27.10.2019 - 16:36 Uhr
Sulzbach-RosenbergOberpfalz

Der Jäger ist nicht der Sündenbock

Ein prächtiges Hirschgeweih mit einem Kreuz symbolisiert den Tag des Hubertusgottesdienstes, die Christuskirche hallt wider von Jagdhorn-Klängen. Und der Dekan stellt klar: "Die Jagd ist verantwortungsvoller Dienst an der Schöpfung."

Vor dem Geweih im Altarraum beeindruckten die Bläser mit herrlichen Jagdhornklängen zum Gottesdienst.
von Joachim Gebhardt Kontakt Profil

Ungewohnt aber gut besucht: Der Hubertus-Gottesdienst der BJV-Kreisgruppe Sulzbach-Rosenberg brachte einen neuen Aspekt in die Kirche: die Jagd. Jäger-Vorsitzender Stefan Frank stellte die Kreisgruppe und ihre Aufgaben als anerkannter Naturschutzverband, die artenreiche und vielfältige Natur zu erhalten, Dekan Karlhermann Schötz als Liturg und Prediger schlug die Brücke zum Erntedankfest der Jäger und den neuen Kirchenschmuck.

Er blendete zurück in die eigene Kindheit und Jugend, seine nicht immer problemfreien Beziehungen zu Jägern und seinen ursprünglichen Berufswunsch als Forstwirt. Er habe sich dann aber entschlossen zu erzählen von der großen Güte und Gnade Gottes.

Selbstsucht verteufelt

Dazu passe auch die Geschichte des Heiligen Hubertus: Geboren 655, Pfalzgraf am Hofe des Frankenkönigs Theoderich III. in Paris. Nach dem Tode seiner Frau verzichtete er auf alle Ämter, lebte sieben Jahre als Einsiedler in den Ardennen und ernährte sich von der Jagd. Nach dem Erlebnis mit dem Hirsch wurde er Bischof von Maastricht und starb 727.

Beim Nachspüren über die Heiligen-Legenden sei ihm, so der Dekan weiter, der Bock in den Sinn gekommen - nicht der Reh-, sondern der Sündenbock, der auch heute noch immer wieder gesucht werde. "Für ein Viertel der Bevölkerung sind die Juden solche Sündenböcke" - das sei Antisemitismus, Judenhass und vertrage sich keinesfalls mit dem christlichen Glauben.
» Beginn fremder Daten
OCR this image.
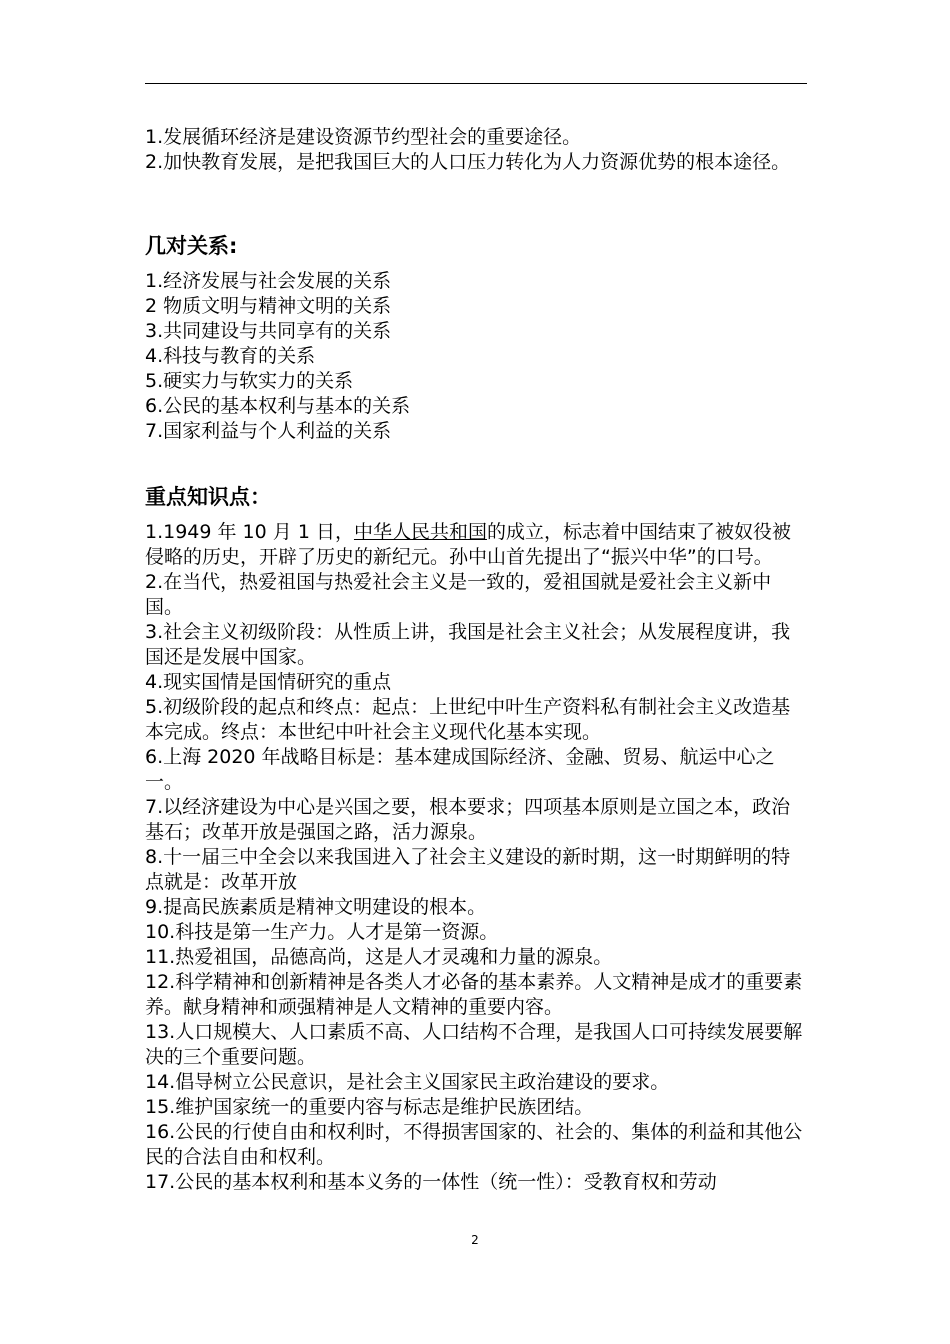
1.发展循环经济是建设资源节约型社会的重要途径。

2.加快教育发展，是把我国巨大的人口压力转化为人力资源优势的根本途径。

几对关系:

1.经济发展与社会发展的关系

2 物质文明与精神文明的关系

3.共同建设与共同享有的关系

4.科技与教育的关系

5.硬实力与软实力的关系

6.公民的基本权利与基本的关系

7.国家利益与个人利益的关系

重点知识点：

1.1949 年 10 月 1 日，中华人民共和国的成立，标志着中国结束了被奴役被侵略的历史，开辟了历史的新纪元。孙中山首先提出了“振兴中华”的口号。

2.在当代，热爱祖国与热爱社会主义是一致的，爱祖国就是爱社会主义新中国。

3.社会主义初级阶段：从性质上讲，我国是社会主义社会；从发展程度讲，我国还是发展中国家。

4.现实国情是国情研究的重点

5.初级阶段的起点和终点：起点：上世纪中叶生产资料私有制社会主义改造基本完成。终点：本世纪中叶社会主义现代化基本实现。

6.上海 2020 年战略目标是：基本建成国际经济、金融、贸易、航运中心之一。

7.以经济建设为中心是兴国之要，根本要求；四项基本原则是立国之本，政治基石；改革开放是强国之路，活力源泉。

8.十一届三中全会以来我国进入了社会主义建设的新时期，这一时期鲜明的特点就是：改革开放

9.提高民族素质是精神文明建设的根本。

10.科技是第一生产力。人才是第一资源。

11.热爱祖国，品德高尚，这是人才灵魂和力量的源泉。

12.科学精神和创新精神是各类人才必备的基本素养。人文精神是成才的重要素养。献身精神和顽强精神是人文精神的重要内容。

13.人口规模大、人口素质不高、人口结构不合理，是我国人口可持续发展要解决的三个重要问题。

14.倡导树立公民意识，是社会主义国家民主政治建设的要求。

15.维护国家统一的重要内容与标志是维护民族团结。

16.公民的行使自由和权利时，不得损害国家的、社会的、集体的利益和其他公民的合法自由和权利。

17.公民的基本权利和基本义务的一体性（统一性）：受教育权和劳动

2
Aber auch die jüngsten Angriffe gegen die Bauern, die teils viel Hass ertragen müssten., oder eben auch auf die Jäger, die von manchen für alle Probleme im Wald verantwortlich gemacht würden, passten in dieses Schema.
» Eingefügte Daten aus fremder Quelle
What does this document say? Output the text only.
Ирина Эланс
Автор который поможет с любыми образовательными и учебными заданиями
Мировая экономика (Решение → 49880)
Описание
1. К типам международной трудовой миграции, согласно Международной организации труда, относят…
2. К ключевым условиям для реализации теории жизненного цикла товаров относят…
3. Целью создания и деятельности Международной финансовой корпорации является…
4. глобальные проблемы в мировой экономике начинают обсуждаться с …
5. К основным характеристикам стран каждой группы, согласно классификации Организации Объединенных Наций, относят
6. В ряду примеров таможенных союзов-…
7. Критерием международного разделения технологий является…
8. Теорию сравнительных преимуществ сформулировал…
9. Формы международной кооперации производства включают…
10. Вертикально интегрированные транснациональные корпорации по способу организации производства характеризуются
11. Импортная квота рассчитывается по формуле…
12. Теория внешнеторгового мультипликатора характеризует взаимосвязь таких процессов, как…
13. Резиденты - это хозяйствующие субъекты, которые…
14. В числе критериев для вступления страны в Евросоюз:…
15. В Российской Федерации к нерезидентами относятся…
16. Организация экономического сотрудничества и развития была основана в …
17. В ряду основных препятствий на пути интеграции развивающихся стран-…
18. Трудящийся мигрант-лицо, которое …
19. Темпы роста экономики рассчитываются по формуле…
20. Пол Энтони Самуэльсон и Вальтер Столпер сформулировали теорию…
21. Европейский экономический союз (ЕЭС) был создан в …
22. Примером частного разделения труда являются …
In der Hubertus-Legende würde aber nicht die Jagd als solche verteufelt, sondern die Selbstsucht und gottwidrige Einstellung des Hubertus, der wild und hemmungslos alles jagte.

Der Ruf Gottes bringe ihn zur Umkehr und Besinnung. Hubertus sehe Jesu Kreuz auch mit der übrigen Kreatur verbunden. "Und er weiß sich plötzlich in seinem Handeln Gott gegenüber verantwortlich, weil er im Geschöpf dem Schöpfer begegnet. Darin sah er den bleibenden Sinn der Legende, dass ein Mensch sich verändern lässt und nach Gottes Willen fragt. "Der verantwortliche Jäger lässt dem Wild das Maß an Schonung angedeihen, das ihm als Gottesgeschöpf gebührt", wies der Dekan auf den Brauch des "letzten Bisses" hin, der erlegtem Wild zuteil wird.

Danken auf der Jagd

Dank galt am Ende der Bläsergruppe der Jäger unter Leitung von Rudi Grädler, die den Gottesdienst mit feierlichen Jagdhornklängen herrlich untermalte und die Kirche mit ungewohnten, aber beeindruckenden Klängen füllte. An der Orgel steuerte Kirchenmusikdirektor Gerd Hennecke passende Motive bei, die Lesungen übernahm Peter Grünthaler, die Fürbitten Claudia Kaiser. Karlhermann Schötz entließ die Gemeinde und speziell die Waidmänner mit dem Appell: "Vielleicht denken Sie beim nächsten Ansitz mal drüber nach, wofür Sie auf der Jagd alles danken können!"